Why do some shelter directors put out messages on social media and to news outlets berating the public – for breeding, for surrendering, for being “irresponsible” – when in fact it is the public that holds the key to the shelter’s ability to save lives? The public will donate, volunteer, foster, rescue, adopt and refer friends to your shelter – if you don’t alienate them first. And they will be a whole lot more receptive to your community education efforts too.
(Note: The above is not an actual message from any group. It is fictitious, created merely to illustrate a point.)
Because it’s all they know what to do..and killing..
Very, very good post! Thank you!
Yes. A shelter that I used to volunteer for rarely posts on Facebook. When they do it is usually a pic of “Look at what this idiotic person did leaving a cat in a box outside of our door etc etc” Conversely, another shelter that I currently volunteer with posts a constant flow of “Thank you, Look at this wonderful family who adopted this wonderful dog, Thank You, Thank You, Aren’t our animals wonderful…etc” It is not mystery why I, and my family, donate our time and energy to the shelter with an awareness of how important is to not alienate the public and spread negativity.
You are so right. Positive messages are critical. I can’t look at a lot of photos posted about animals. We need to focus on where they are going in their new lives, not where they have been.
There’s also the shelter that doesn’t use social media AT ALL and then boo hoos about all the animals that they HAD to kill that month. Sins of omission are still sins.
Don’t use social media, and won’t allow people to do adoption events and won’t accept donations to do adoption specials. Don’t even get me started on the crappy hours, or the ACO who baits and traps his neighbors cats, and then brags about it on FB….
Nicely put!
I think extensive bashing of the public is also carried out on Facebook threads, presumably by rescuers, crossposters, and even some pet-owners. The pages where it’s worst are those where the volunteers who run the pages set the stage with their own comments. Urgent Part 2 is the most egregious example — you see it with almost every piece of text they write to “introduce” a reader to a pet — but there are many others. To some extent, this mentality is being perpetuated by those who profess to want to save animals from bad shelters.
great post… sharing
Thanks for that. I think it makes a great point.

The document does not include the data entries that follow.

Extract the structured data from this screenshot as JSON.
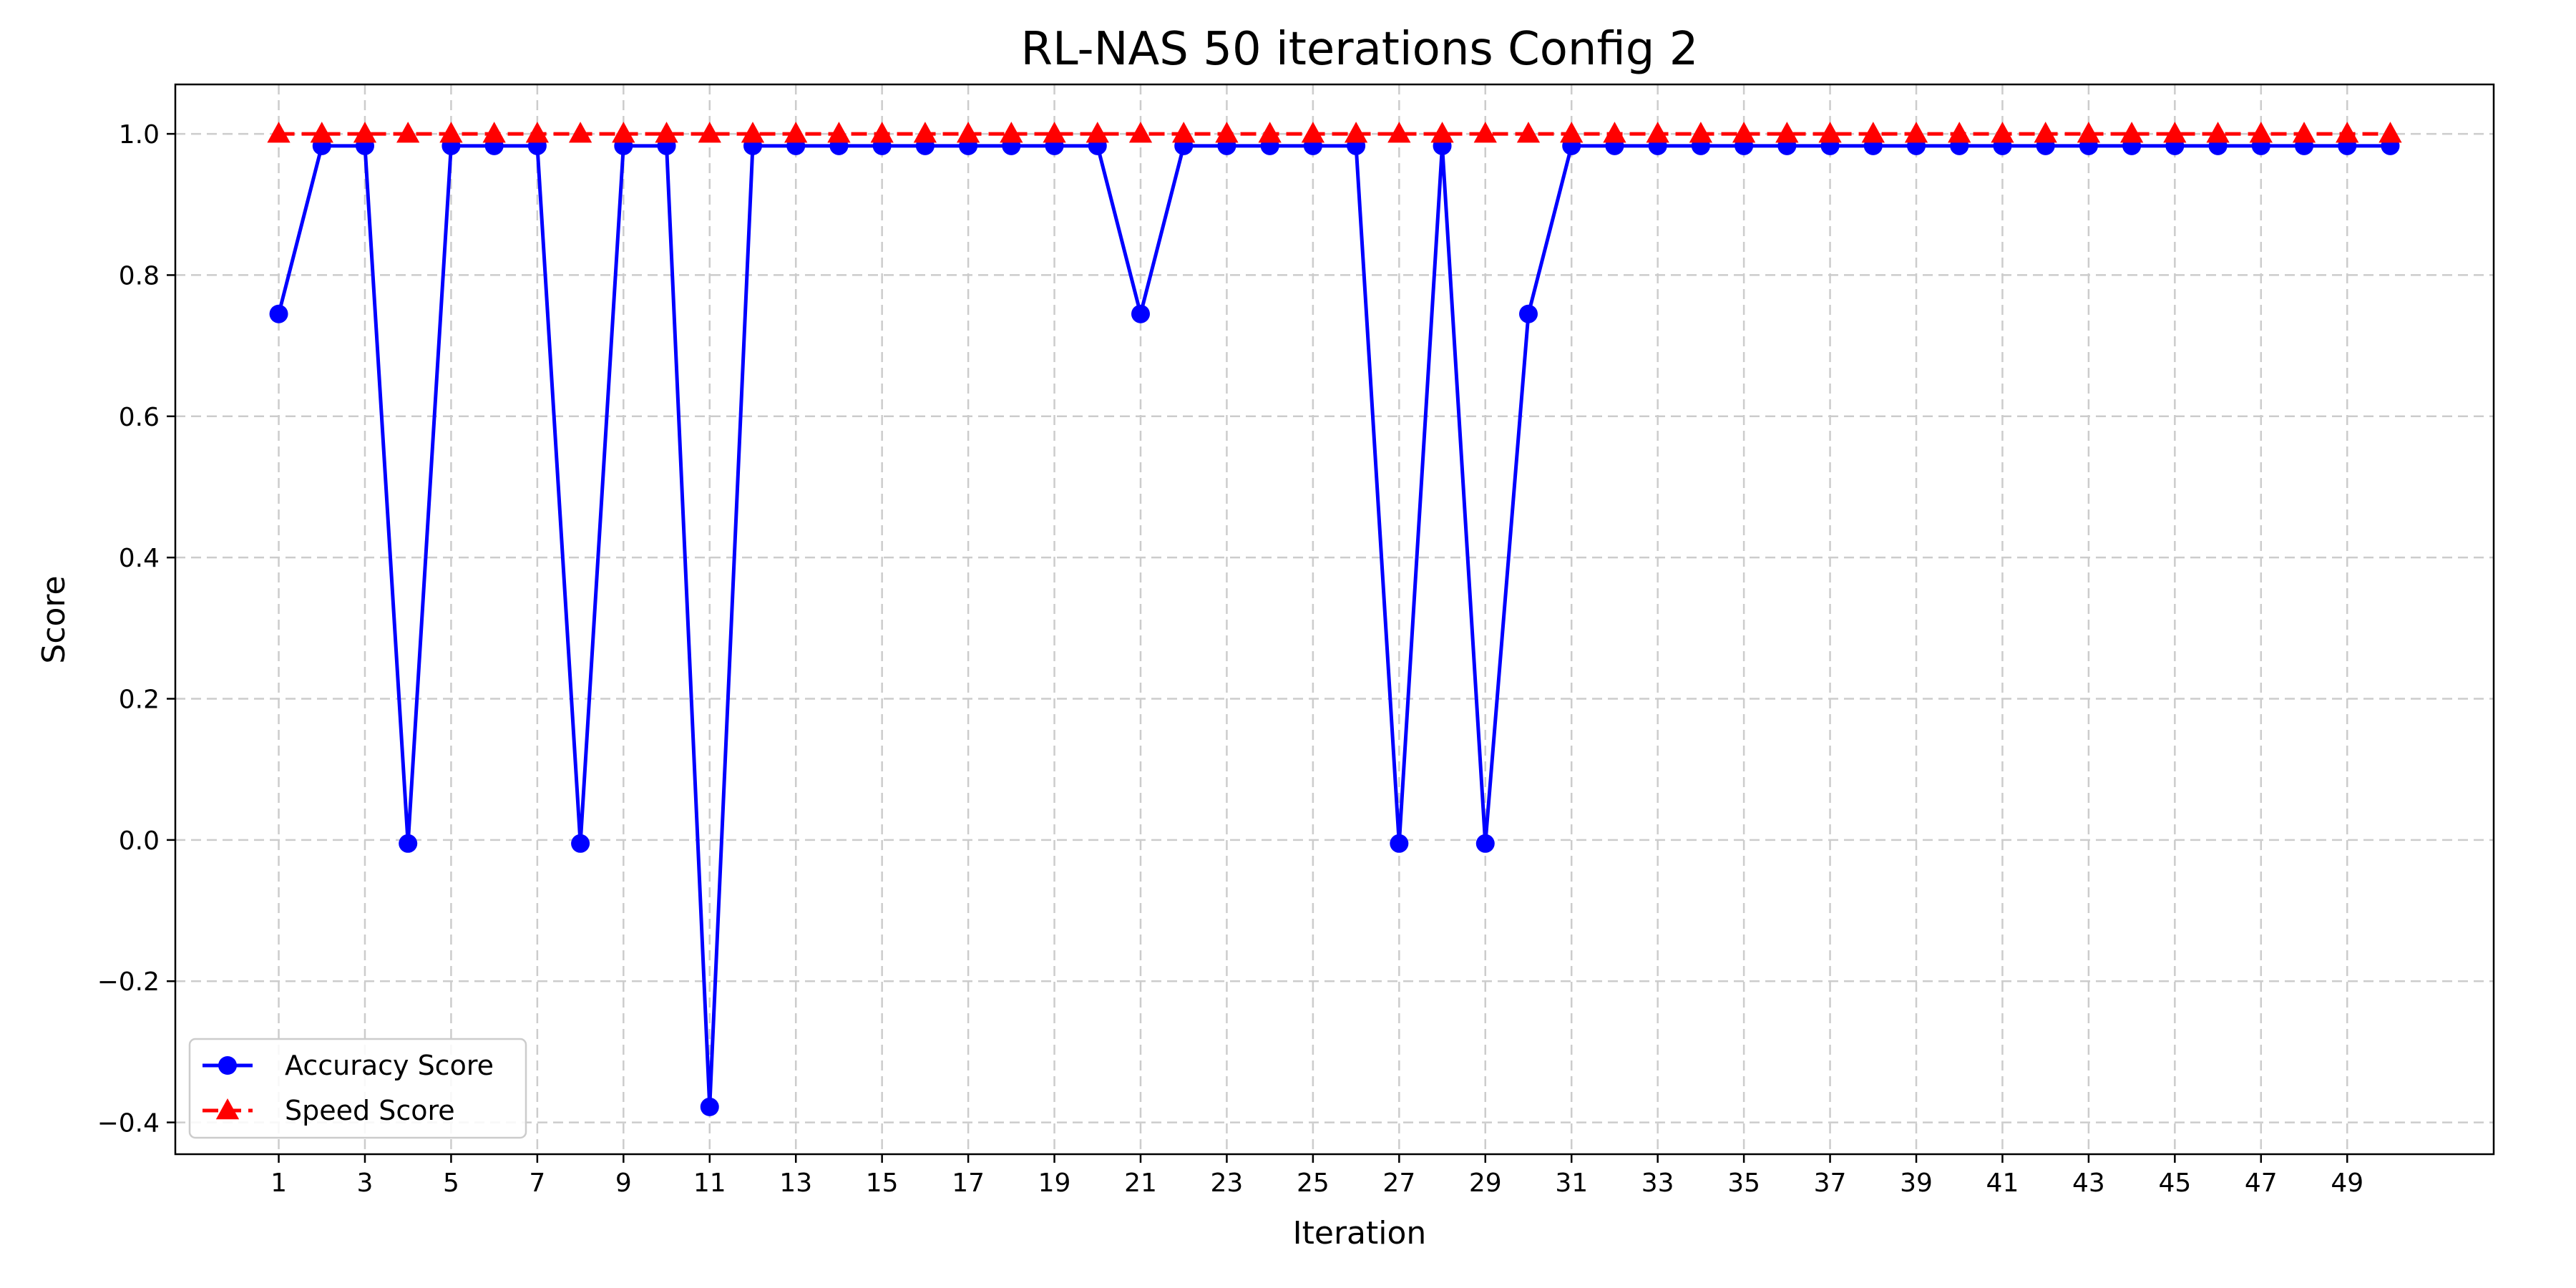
{
  "chart_data": {
    "type": "line",
    "title": "RL-NAS 50 iterations Config 2",
    "xlabel": "Iteration",
    "ylabel": "Score",
    "xlim": [
      -1.4,
      52.4
    ],
    "ylim": [
      -0.445,
      1.07
    ],
    "grid": true,
    "legend_position": "lower-left",
    "x_ticks": [
      1,
      3,
      5,
      7,
      9,
      11,
      13,
      15,
      17,
      19,
      21,
      23,
      25,
      27,
      29,
      31,
      33,
      35,
      37,
      39,
      41,
      43,
      45,
      47,
      49
    ],
    "y_ticks": [
      {
        "value": -0.4,
        "label": "−0.4"
      },
      {
        "value": -0.2,
        "label": "−0.2"
      },
      {
        "value": 0.0,
        "label": "0.0"
      },
      {
        "value": 0.2,
        "label": "0.2"
      },
      {
        "value": 0.4,
        "label": "0.4"
      },
      {
        "value": 0.6,
        "label": "0.6"
      },
      {
        "value": 0.8,
        "label": "0.8"
      },
      {
        "value": 1.0,
        "label": "1.0"
      }
    ],
    "x": [
      1,
      2,
      3,
      4,
      5,
      6,
      7,
      8,
      9,
      10,
      11,
      12,
      13,
      14,
      15,
      16,
      17,
      18,
      19,
      20,
      21,
      22,
      23,
      24,
      25,
      26,
      27,
      28,
      29,
      30,
      31,
      32,
      33,
      34,
      35,
      36,
      37,
      38,
      39,
      40,
      41,
      42,
      43,
      44,
      45,
      46,
      47,
      48,
      49,
      50
    ],
    "series": [
      {
        "name": "Accuracy Score",
        "color": "#0000ff",
        "marker": "circle",
        "line_style": "solid",
        "values": [
          0.745,
          0.983,
          0.983,
          -0.005,
          0.983,
          0.983,
          0.983,
          -0.005,
          0.983,
          0.983,
          -0.378,
          0.983,
          0.983,
          0.983,
          0.983,
          0.983,
          0.983,
          0.983,
          0.983,
          0.983,
          0.745,
          0.983,
          0.983,
          0.983,
          0.983,
          0.983,
          -0.005,
          0.983,
          -0.005,
          0.745,
          0.983,
          0.983,
          0.983,
          0.983,
          0.983,
          0.983,
          0.983,
          0.983,
          0.983,
          0.983,
          0.983,
          0.983,
          0.983,
          0.983,
          0.983,
          0.983,
          0.983,
          0.983,
          0.983,
          0.983
        ]
      },
      {
        "name": "Speed Score",
        "color": "#ff0000",
        "marker": "triangle-up",
        "line_style": "dashed",
        "values": [
          1,
          1,
          1,
          1,
          1,
          1,
          1,
          1,
          1,
          1,
          1,
          1,
          1,
          1,
          1,
          1,
          1,
          1,
          1,
          1,
          1,
          1,
          1,
          1,
          1,
          1,
          1,
          1,
          1,
          1,
          1,
          1,
          1,
          1,
          1,
          1,
          1,
          1,
          1,
          1,
          1,
          1,
          1,
          1,
          1,
          1,
          1,
          1,
          1,
          1
        ]
      }
    ]
  }
}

I’m reading friendly fire which talks about what shelters really do: the killing, the impossible hours, indifferent employees and the animal organizations that are supposed to help but in realty are hindering progress and promoting the killing. It’s disheartening to know the true animal lovers are being lied to by these agencies.. this is the sad realty, tell us how we mistreat the animals and then ask for money while killing the animals and calling is inhumane and irresponsible.